We carried only day packs so that as we knew we might meet up with the mules again at lunchtime, we carried only essential items: water (purified stream water), snacks (brought along with us from England) and additional clothing as possible snowy at altitude. Walking poles are incredibly useful and good boots essential for certainly not a day trek from Imlil. The walking is not so difficult and Jamal made certain that people maintained a leisurely pace, allowing sufficient time for stops, photo opportunities and scenery gazing. He also took pride and pleasure in explaining to us the Berber life-style. We learned a lot about their language, culture, religion, agriculture, family life - and mules! Additionally we found that the indigenous fauna with the area includes foxes, rabbits, wild goats and squirrel, but were assured it is too cold for snakes and scorpions - a minimum of once we have there been!
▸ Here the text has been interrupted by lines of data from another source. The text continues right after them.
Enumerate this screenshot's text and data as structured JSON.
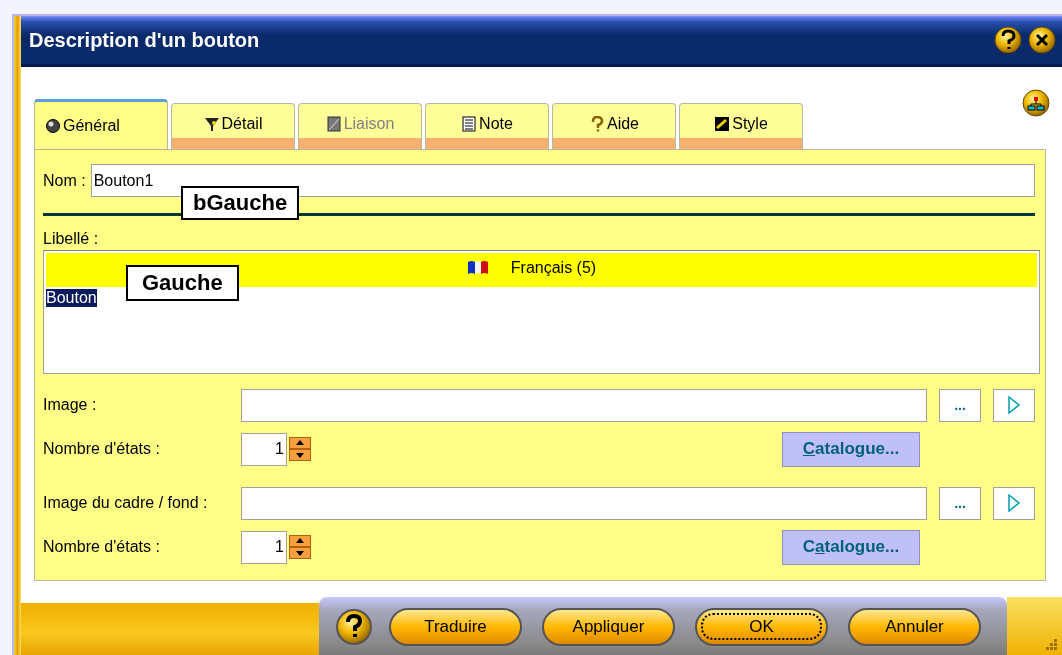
{
  "window": {
    "title": "Description d'un bouton",
    "title_buttons": [
      {
        "kind": "help"
      },
      {
        "kind": "close"
      }
    ]
  },
  "tabs": [
    {
      "label": "Général",
      "kind": "general",
      "selected": true,
      "disabled": false
    },
    {
      "label": "Détail",
      "kind": "detail",
      "selected": false,
      "disabled": false
    },
    {
      "label": "Liaison",
      "kind": "link",
      "selected": false,
      "disabled": true
    },
    {
      "label": "Note",
      "kind": "note",
      "selected": false,
      "disabled": false
    },
    {
      "label": "Aide",
      "kind": "help",
      "selected": false,
      "disabled": false
    },
    {
      "label": "Style",
      "kind": "style",
      "selected": false,
      "disabled": false
    }
  ],
  "name_field": {
    "label": "Nom :",
    "value": "Bouton1",
    "callout": "bGauche"
  },
  "caption": {
    "label": "Libellé :",
    "language": "Français (5)",
    "text": "Bouton",
    "text_selected": true,
    "callout": "Gauche"
  },
  "image_groups": [
    {
      "label": "Image :",
      "browse": "...",
      "states_label": "Nombre d'états :",
      "states": "1",
      "catalogue": {
        "accesskey": "C",
        "rest": "atalogue..."
      }
    },
    {
      "label": "Image du cadre / fond :",
      "browse": "...",
      "states_label": "Nombre d'états :",
      "states": "1",
      "catalogue": {
        "before": "C",
        "accesskey": "a",
        "rest": "talogue..."
      }
    }
  ],
  "footer_buttons": [
    {
      "kind": "help"
    },
    {
      "kind": "text",
      "label": "Traduire",
      "focused": false
    },
    {
      "kind": "text",
      "label": "Appliquer",
      "focused": false
    },
    {
      "kind": "text",
      "label": "OK",
      "focused": true
    },
    {
      "kind": "text",
      "label": "Annuler",
      "focused": false
    }
  ]
}
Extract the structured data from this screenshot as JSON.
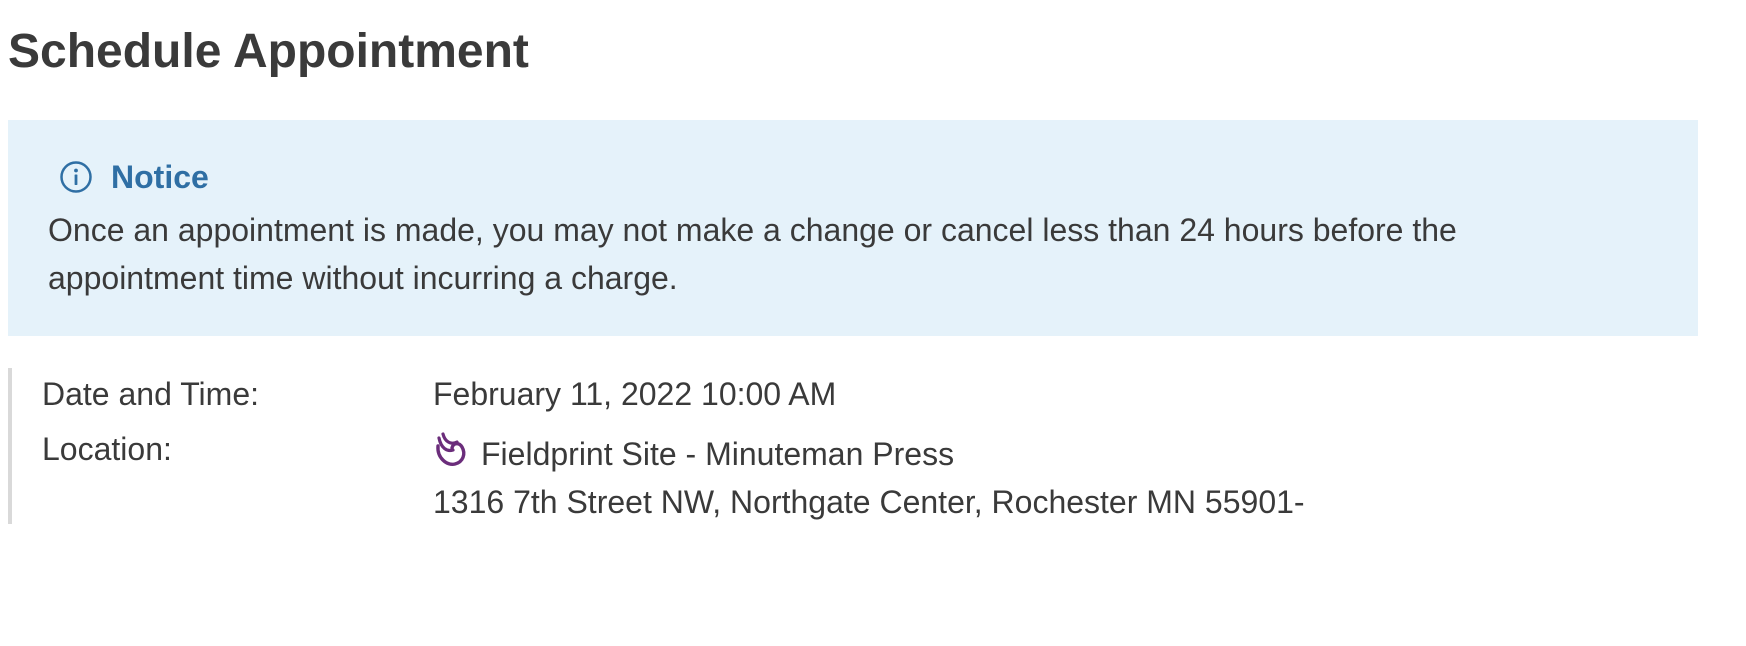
{
  "page": {
    "title": "Schedule Appointment"
  },
  "notice": {
    "icon": "info-circle-icon",
    "title": "Notice",
    "text": "Once an appointment is made, you may not make a change or cancel less than 24 hours before the appointment time without incurring a charge.",
    "background_color": "#e5f2fa",
    "title_color": "#2f6fa4"
  },
  "details": {
    "date_time_label": "Date and Time:",
    "date_time_value": "February 11, 2022 10:00 AM",
    "location_label": "Location:",
    "location_icon": "fieldprint-logo-icon",
    "location_icon_color": "#6b2d7b",
    "location_name": "Fieldprint Site - Minuteman Press",
    "location_address": "1316 7th Street NW, Northgate Center, Rochester MN 55901-"
  }
}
Most of us suffered to some extent with altitude sickness during the first few days. We were glad that when we reached the Toubkal refuge there were acclimatised, helped by just about every day climbs over passes in excess of 3000m and also by camping at altitude. In the refuge we met another party of walkers that had walked up from Imlil in one day, a height gain of approximately 1500m. They were not experienced or very fit and were battling with sore feet and altitude sickness. They intended to climb Toubkal these morning, speculate we discovered, they weren't fit or well enough coupled with to descend.